Patrick Clay Flannery (born December 29, 1980) is an American politician who has served as a Republican member of the Kentucky House of Representatives from Kentucky's 96th House district since January 2021. His district includes Carter and Lewis counties as well as part of Boyd County.

== Background ==
Flannery was born in Carter County, Kentucky, and graduated from West Carter High School in 1999. He would go on to play NAIA college football at Georgetown College while studying communications and political science. After graduating from Georgetown in 2003, Flannery would earn his Juris Doctor from Northern Kentucky University's Salmon P. Chase College of Law in 2008.

After returning home, Flannery opened his own private law practice and was elected Carter County Attorney in 2010. He has also served in various roles involving tax law including executive director of the Kentucky Board of Tax Appeals and deputy director of the Kentucky Claims Commission under the leadership of Governor Matthew G. Bevin and Secretary David Dickerson.

== Cancer diagnosis ==
In January 2022, Flannery was diagnosed with stage 3 testicular cancer. Since his recovery, Flannery has been outspoken advocate for testicular cancer awareness. During the 2023 Kentucky General Assembly, Flannery was the primary sponsor of HB 170, which required health insurance companies to cover reproductive preservation in cases of testicular or other urological cancers. HB 170 was passed in both chambers unanimously and signed into law by Governor Andy Beshear on March 20, 2023.

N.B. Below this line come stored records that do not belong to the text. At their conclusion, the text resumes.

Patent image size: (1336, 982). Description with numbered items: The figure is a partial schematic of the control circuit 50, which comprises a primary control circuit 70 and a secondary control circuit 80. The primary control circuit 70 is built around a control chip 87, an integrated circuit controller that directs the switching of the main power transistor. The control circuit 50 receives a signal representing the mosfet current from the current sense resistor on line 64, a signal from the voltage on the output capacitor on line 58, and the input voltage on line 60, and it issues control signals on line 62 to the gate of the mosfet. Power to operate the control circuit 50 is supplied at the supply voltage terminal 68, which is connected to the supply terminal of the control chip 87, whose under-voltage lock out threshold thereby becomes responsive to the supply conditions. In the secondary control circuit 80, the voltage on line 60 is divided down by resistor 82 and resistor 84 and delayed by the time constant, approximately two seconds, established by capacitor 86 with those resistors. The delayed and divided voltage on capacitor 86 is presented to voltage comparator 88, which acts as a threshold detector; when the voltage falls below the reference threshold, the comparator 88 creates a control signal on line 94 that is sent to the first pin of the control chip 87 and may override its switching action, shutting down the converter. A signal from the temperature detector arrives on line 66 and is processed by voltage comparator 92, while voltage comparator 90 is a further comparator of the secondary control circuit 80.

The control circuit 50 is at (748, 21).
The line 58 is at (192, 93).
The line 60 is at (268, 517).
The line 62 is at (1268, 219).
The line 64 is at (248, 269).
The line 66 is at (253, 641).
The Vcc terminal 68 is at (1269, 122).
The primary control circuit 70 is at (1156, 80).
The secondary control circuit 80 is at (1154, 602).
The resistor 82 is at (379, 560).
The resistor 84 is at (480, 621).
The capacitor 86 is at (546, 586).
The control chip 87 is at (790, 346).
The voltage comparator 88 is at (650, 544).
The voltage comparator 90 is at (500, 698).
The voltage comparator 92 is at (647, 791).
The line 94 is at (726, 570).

Flannery has also promised to introduce a resolution every year recognizing April as Testicular Cancer Awareness Month, which he did in both the 2023 and 2024 Kentucky General Assemblies.

== Political career ==

- 2010 Flannery won the 2010 Carter County Attorney election with 4,379 votes (51.4%) against Democratic candidate Robert W. Miller.
- 2014 Flannery was defeated for re-election as Carter County Attorney in the 2014 general election, receiving 3,576 votes (42%) with Democratic candidate Brian Bayes garnering 5,010 votes (58%).
- 2020 Flannery won the 2020 Republican primary with 2,518 votes (56.8%) and won the 2020 Kentucky House of Representatives election with 12,592 votes (68.6%) against Kentucky's 96th House district Democratic incumbent Kathy Hinkle.
- 2022 Flannery was unopposed in both the 2022 Republican primary and 2022 Kentucky House of Representatives election, winning the latter with 11,282 votes.
- 2024 Flannery was unopposed in both the 2024 Republican primary and the 2024 Kentucky House of Representatives election, winning the latter with 16,465 votes.